MADAME LEROUX Fernande

mercredi 21 novembre 2007, par Frederic Praud

Je suis née en 1915, au 4 rue de Provins à Thénisy, dans cette ferme qui venait de mes grands-parents. Ils étaient propriétaire d’une grosse ferme. Je crois qu’ils étaient les fermiers les plus riches du pays. Ils avaient six maisons dans le village de Thénisy qui correspondaient à des petites exploitations. Ils ont eu onze enfants dont neuf ont survécu. Ils ont équitablement réparti les biens entre tous leurs enfants : ceux qui n’ont pas hérité d’une ferme ont eu des terres à la place. Ils avaient du bien mais pas d’argent. Mon père avait eu la maison, deux chevaux et deux ou trois hectares ainsi que deux ou trois vaches.

Une famille marquée par la guerre de 1914

Ma mère était née en 1889 et mon père en 1885. Il avait donc 29 ans quand il est parti à la guerre. Il est décédé en 1916. Il a été tué vers Verdun.

Ma mère a gardé un cheval pour commencer. Un oncle nous a aidés. J’avais une sœur née en 1911. Ma mère ne s’est jamais remariée et elle est morte à 40 ans en 1929. Ma mère élevait des poules et des lapins. Elle n’a touché sa pension de veuve de guerre qu’à la fin de la guerre. Elle a vendu les vaches, les terres et les deux chevaux. Elle travaillait dans les fermes, elle soignait les vaches à la belle saison. L’hiver, elle faisait de la couture.
Elle a même fait de la broderie pour le Bon Marché. Nous n’avons jamais eu faim. On était heureuse tant que nous avons été avec elle.

D’autres familles ont souffert comme nous. De nombreuses familles ont été marquées parce que le père avait disparu. Thénisy était un petit village et six ou sept soldats ont été tués pendant la grande guerre.

Ecole

Je suis allée à l’école à Thénisy. On commençait à cinq ans pour finir au certificat d’études. L’école n’était pas mixte. Le certificat d’études n’était pas limité à l’âge. Je l’ai eu à 11 ans et demi. En principe, on le passait à 12 ou 13 ans. Mais comme maman est morte, j’ai quitté aussitôt l’école. J’aurais pu avoir le droit de devenir pupille de la nation et ainsi suivre des études comme je n’étais pas en retard. Ma mère, avant sa mort, pensait me faire poursuivre un peu mes études. Je suis restée un peu plus longtemps à l’école. J’apprenais l’algèbre et en même temps, je faisais travailler les petits.

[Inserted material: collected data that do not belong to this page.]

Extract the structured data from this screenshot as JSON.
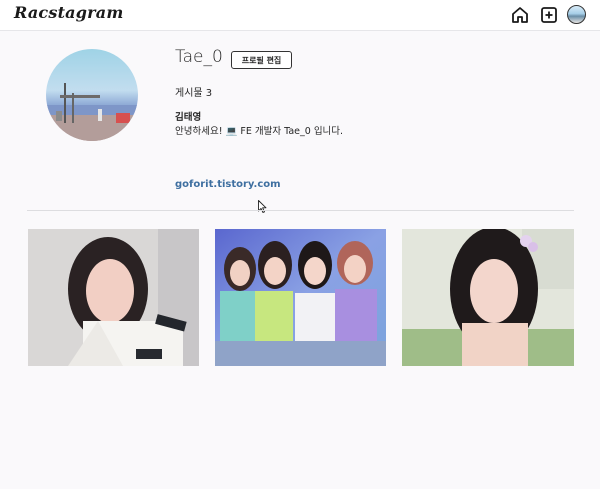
{
  "header": {
    "logo": "Racstagram",
    "icons": [
      "home-icon",
      "new-post-icon",
      "profile-avatar-icon"
    ]
  },
  "profile": {
    "username": "Tae_0",
    "edit_button_label": "프로필 편집",
    "posts_label": "게시물 3",
    "real_name": "김태영",
    "bio": "안녕하세요! 💻 FE 개발자 Tae_0 입니다.",
    "link": "goforit.tistory.com"
  },
  "posts": [
    {
      "alt": "post-photo-1"
    },
    {
      "alt": "post-photo-2"
    },
    {
      "alt": "post-photo-3"
    }
  ],
  "colors": {
    "link": "#3e6fa0",
    "background": "#faf9fb",
    "topbar": "#ffffff"
  }
}
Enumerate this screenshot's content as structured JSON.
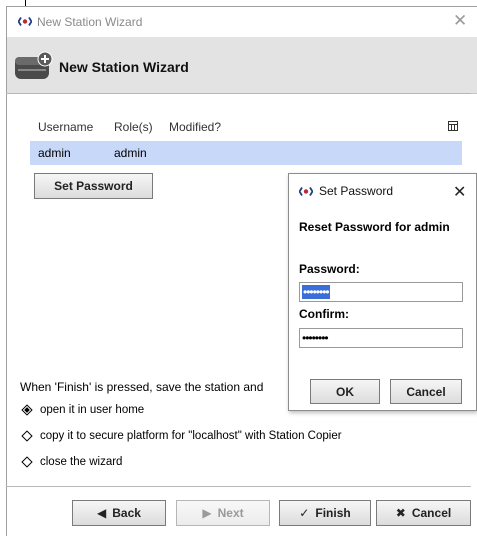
{
  "window": {
    "title": "New Station Wizard",
    "close_glyph": "✕"
  },
  "header": {
    "title": "New Station Wizard",
    "icon": "station-wizard-icon"
  },
  "table": {
    "columns": [
      "Username",
      "Role(s)",
      "Modified?"
    ],
    "config_icon": "table-options-icon",
    "rows": [
      {
        "username": "admin",
        "roles": "admin",
        "modified": ""
      }
    ]
  },
  "set_password_button": "Set Password",
  "finish_text": "When 'Finish' is pressed, save the station and",
  "options": [
    {
      "label": "open it in user home",
      "selected": true
    },
    {
      "label": "copy it to secure platform for \"localhost\" with Station Copier",
      "selected": false
    },
    {
      "label": "close the wizard",
      "selected": false
    }
  ],
  "buttons": {
    "back": "Back",
    "next": "Next",
    "finish": "Finish",
    "cancel": "Cancel"
  },
  "dialog": {
    "title": "Set Password",
    "close_glyph": "✕",
    "heading": "Reset Password for admin",
    "password_label": "Password:",
    "password_value": "••••••••",
    "confirm_label": "Confirm:",
    "confirm_value": "••••••••",
    "ok": "OK",
    "cancel": "Cancel"
  },
  "colors": {
    "selection_row": "#c8d8f8",
    "selection_text": "#3a6ed8",
    "header_bg": "#e3e3e3"
  }
}
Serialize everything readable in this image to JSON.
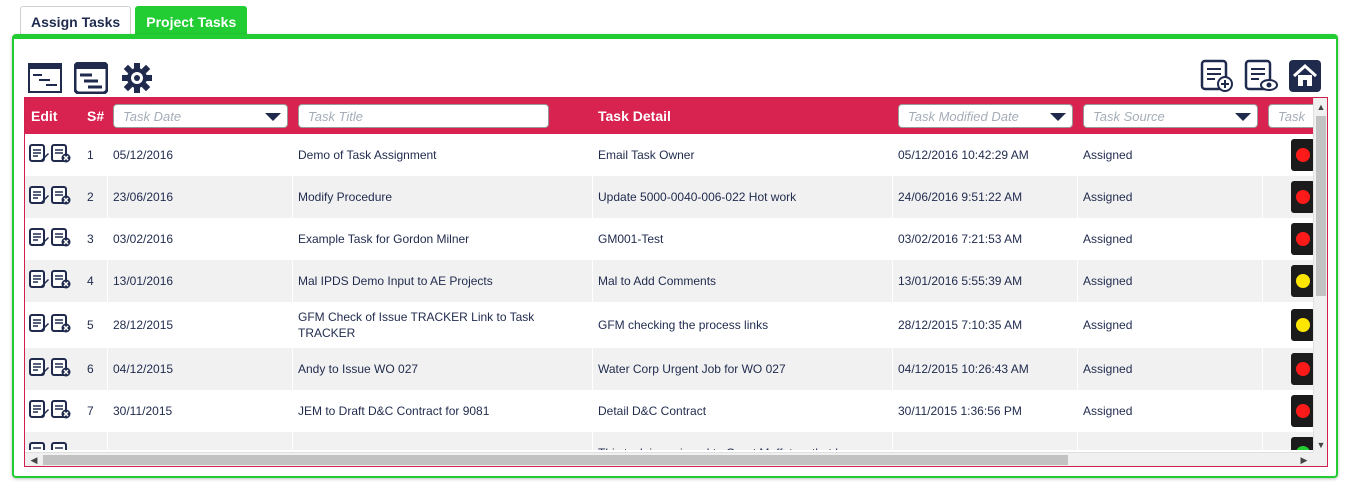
{
  "tabs": [
    {
      "label": "Assign Tasks",
      "active": false
    },
    {
      "label": "Project Tasks",
      "active": true
    }
  ],
  "toolbar": {
    "left_icons": [
      "gantt-chart-icon",
      "gantt-view-icon",
      "settings-gear-icon"
    ],
    "right_icons": [
      "add-task-list-icon",
      "view-task-list-icon",
      "home-icon"
    ]
  },
  "grid": {
    "headers": {
      "edit": "Edit",
      "sno": "S#",
      "task_date_placeholder": "Task Date",
      "task_title_placeholder": "Task Title",
      "task_detail": "Task Detail",
      "modified_placeholder": "Task Modified Date",
      "source_placeholder": "Task Source",
      "status_placeholder": "Task"
    },
    "rows": [
      {
        "sno": "1",
        "date": "05/12/2016",
        "title": "Demo of Task Assignment",
        "detail": "Email Task Owner",
        "modified": "05/12/2016 10:42:29 AM",
        "source": "Assigned",
        "status": "red"
      },
      {
        "sno": "2",
        "date": "23/06/2016",
        "title": "Modify Procedure",
        "detail": "Update 5000-0040-006-022 Hot work",
        "modified": "24/06/2016 9:51:22 AM",
        "source": "Assigned",
        "status": "red"
      },
      {
        "sno": "3",
        "date": "03/02/2016",
        "title": "Example Task for Gordon Milner",
        "detail": "GM001-Test",
        "modified": "03/02/2016 7:21:53 AM",
        "source": "Assigned",
        "status": "red"
      },
      {
        "sno": "4",
        "date": "13/01/2016",
        "title": "Mal IPDS Demo Input to AE Projects",
        "detail": "Mal to Add Comments",
        "modified": "13/01/2016 5:55:39 AM",
        "source": "Assigned",
        "status": "yellow"
      },
      {
        "sno": "5",
        "date": "28/12/2015",
        "title": "GFM Check of Issue TRACKER Link to Task TRACKER",
        "detail": "GFM checking the process links",
        "modified": "28/12/2015 7:10:35 AM",
        "source": "Assigned",
        "status": "yellow"
      },
      {
        "sno": "6",
        "date": "04/12/2015",
        "title": "Andy to Issue WO 027",
        "detail": "Water Corp Urgent Job for WO 027",
        "modified": "04/12/2015 10:26:43 AM",
        "source": "Assigned",
        "status": "red"
      },
      {
        "sno": "7",
        "date": "30/11/2015",
        "title": "JEM to Draft D&C Contract for 9081",
        "detail": "Detail D&C Contract",
        "modified": "30/11/2015 1:36:56 PM",
        "source": "Assigned",
        "status": "red"
      },
      {
        "sno": "",
        "date": "",
        "title": "",
        "detail": "This task is assigned to Grant Moffat so that he can",
        "modified": "",
        "source": "",
        "status": "green"
      }
    ]
  },
  "colors": {
    "accent_green": "#22cc33",
    "header_red": "#d8224f",
    "text_navy": "#1f2a4d",
    "light_red": "#ff1a1a",
    "light_yellow": "#ffe600",
    "light_green": "#22cc33"
  }
}
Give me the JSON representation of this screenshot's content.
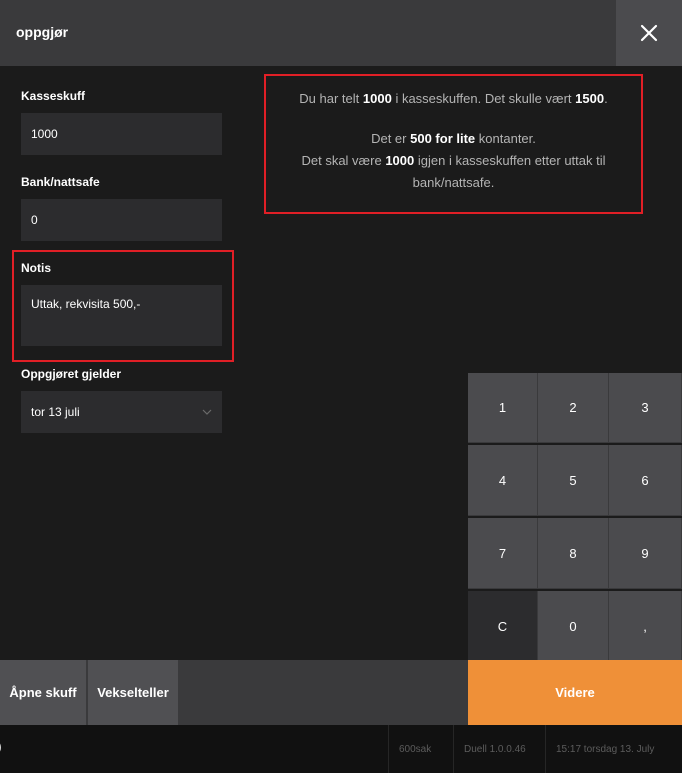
{
  "header": {
    "title": "oppgjør"
  },
  "fields": {
    "kasseskuff": {
      "label": "Kasseskuff",
      "value": "1000"
    },
    "bank": {
      "label": "Bank/nattsafe",
      "value": "0"
    },
    "notis": {
      "label": "Notis",
      "value": "Uttak, rekvisita 500,-"
    },
    "date": {
      "label": "Oppgjøret gjelder",
      "value": "tor 13 juli"
    }
  },
  "info": {
    "l1_a": "Du har telt",
    "l1_b": "1000",
    "l1_c": "i kasseskuffen. Det skulle vært",
    "l1_d": "1500",
    "l1_e": ".",
    "l2_a": "Det er",
    "l2_b": "500 for lite",
    "l2_c": "kontanter.",
    "l3_a": "Det skal være",
    "l3_b": "1000",
    "l3_c": "igjen i kasseskuffen etter uttak til",
    "l4": "bank/nattsafe."
  },
  "keypad": {
    "keys": [
      "1",
      "2",
      "3",
      "4",
      "5",
      "6",
      "7",
      "8",
      "9",
      "C",
      "0",
      ","
    ]
  },
  "buttons": {
    "open_drawer": "Åpne skuff",
    "change_counter": "Vekselteller",
    "next": "Videre"
  },
  "status": {
    "left": ")",
    "cell1": "600sak",
    "cell2": "Duell 1.0.0.46",
    "cell3": "15:17 torsdag 13. July"
  },
  "colors": {
    "accent": "#ef9038",
    "highlight": "#e11f26"
  }
}
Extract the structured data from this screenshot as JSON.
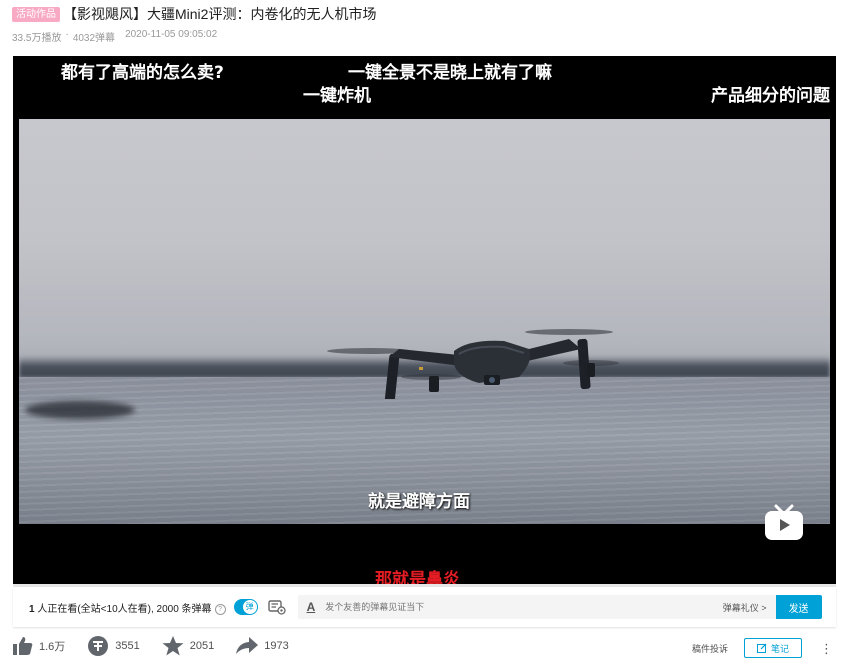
{
  "video": {
    "tag": "活动作品",
    "title": "【影视飓风】大疆Mini2评测：内卷化的无人机市场",
    "plays": "33.5万播放",
    "separator": "·",
    "danmaku_count": "4032弹幕",
    "date": "2020-11-05 09:05:02"
  },
  "player": {
    "danmaku": [
      "都有了高端的怎么卖?",
      "一键全景不是晓上就有了嘛",
      "一键炸机",
      "产品细分的问题",
      "那就是鼻炎"
    ],
    "subtitle": "就是避障方面",
    "progress": 0.0
  },
  "controls": {
    "viewers_count": "1",
    "viewers_text": "人正在看(全站<10人在看), 2000 条弹幕",
    "help": "?",
    "toggle_label": "弹",
    "font_icon": "A",
    "input_placeholder": "发个友善的弹幕见证当下",
    "etiquette": "弹幕礼仪 >",
    "send": "发送"
  },
  "actions": {
    "like": "1.6万",
    "coin": "3551",
    "favorite": "2051",
    "share": "1973",
    "report": "稿件投诉",
    "note": "笔记",
    "more": "⋮"
  },
  "colors": {
    "accent": "#00a1d6",
    "tag": "#f8a9c3",
    "danmaku_red": "#e51c23"
  }
}
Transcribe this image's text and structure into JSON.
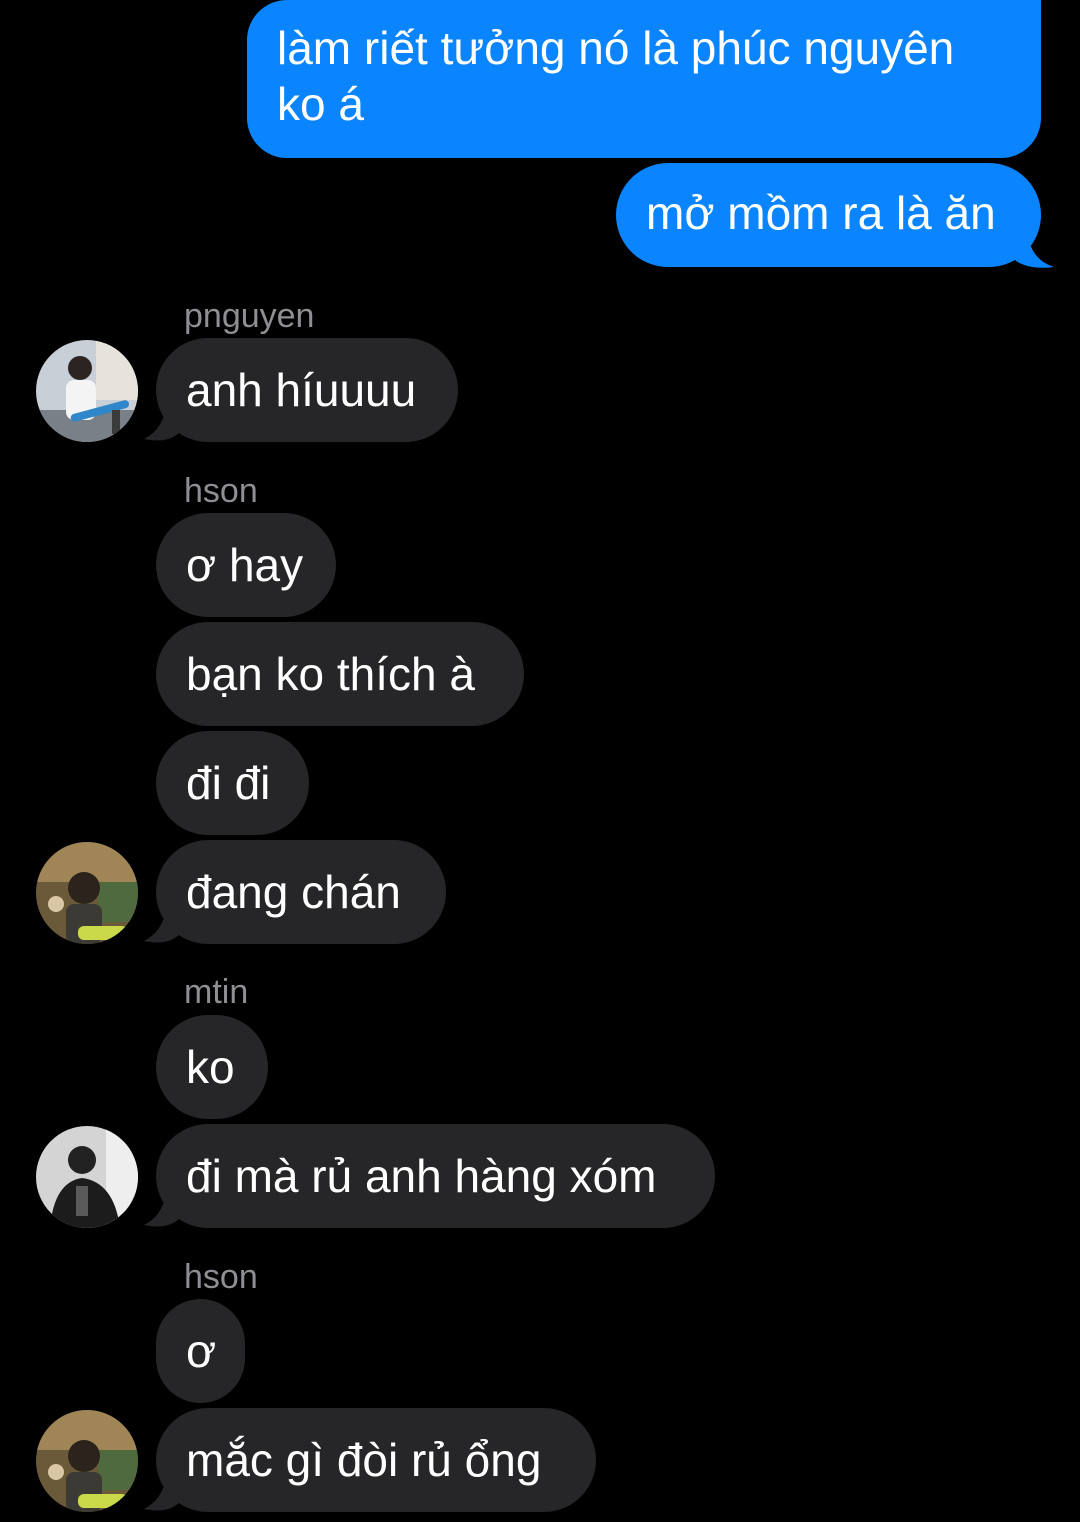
{
  "conversation": {
    "outgoing": [
      {
        "text": "làm riết tưởng nó là phúc nguyên ko á"
      },
      {
        "text": "mở mồm ra là ăn"
      }
    ],
    "groups": [
      {
        "sender": "pnguyen",
        "avatar": "guitarist-photo",
        "messages": [
          "anh híuuuu"
        ]
      },
      {
        "sender": "hson",
        "avatar": "cafe-selfie-photo",
        "messages": [
          "ơ hay",
          "bạn ko thích à",
          "đi đi",
          "đang chán"
        ]
      },
      {
        "sender": "mtin",
        "avatar": "black-white-jacket-photo",
        "messages": [
          "ko",
          "đi mà rủ anh hàng xóm"
        ]
      },
      {
        "sender": "hson",
        "avatar": "cafe-selfie-photo",
        "messages": [
          "ơ",
          "mắc gì đòi rủ ổng"
        ]
      }
    ]
  },
  "colors": {
    "background": "#000000",
    "outgoing_bubble": "#0a84ff",
    "incoming_bubble": "#262628",
    "sender_name": "#8e8e93",
    "text": "#ffffff"
  }
}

La discipline était sévère mais nous n’étions pas malheureux. On pouvait être puni mais on ne se plaignait pas. Je n’ai eu qu’un instituteur. Nous étions 27 ou 28. Les punitions : on se faisait taper sur les doigts ou mettre au cachot. Le cachot était le local sous l’estrade. Une fois, j’ai été punie après l’école. L’instituteur m’a oubliée parce qu’il allait manger avec sa femme institutrice à Parois. J’avais envie de faire pipi, j’ai fait sous le bureau. Je lui ai avoué mais il ne m’a pas fâchée.
Ma mère n’était pas venue me chercher. En plus, elle m’a privée de dessert. Le dessert était primordial même si ce n’était qu’un fruit. On ne se nourrissait que de ce que l’on produisait.

Thénisy

Le village comptait huit ou neuf cultivateurs. Il y avait la mine de glaise à Cessoy. Beaucoup d’hommes travaillaient dans les fermes. Les femmes travaillaient à la glaise. Deux Polonais se sont installés. Ils travaillaient à Preuilly. Les Italiens sont arrivés pour faire l’installation du service des eaux de la ville de Paris en 1936. Les Belges venaient pour la saison des betteraves.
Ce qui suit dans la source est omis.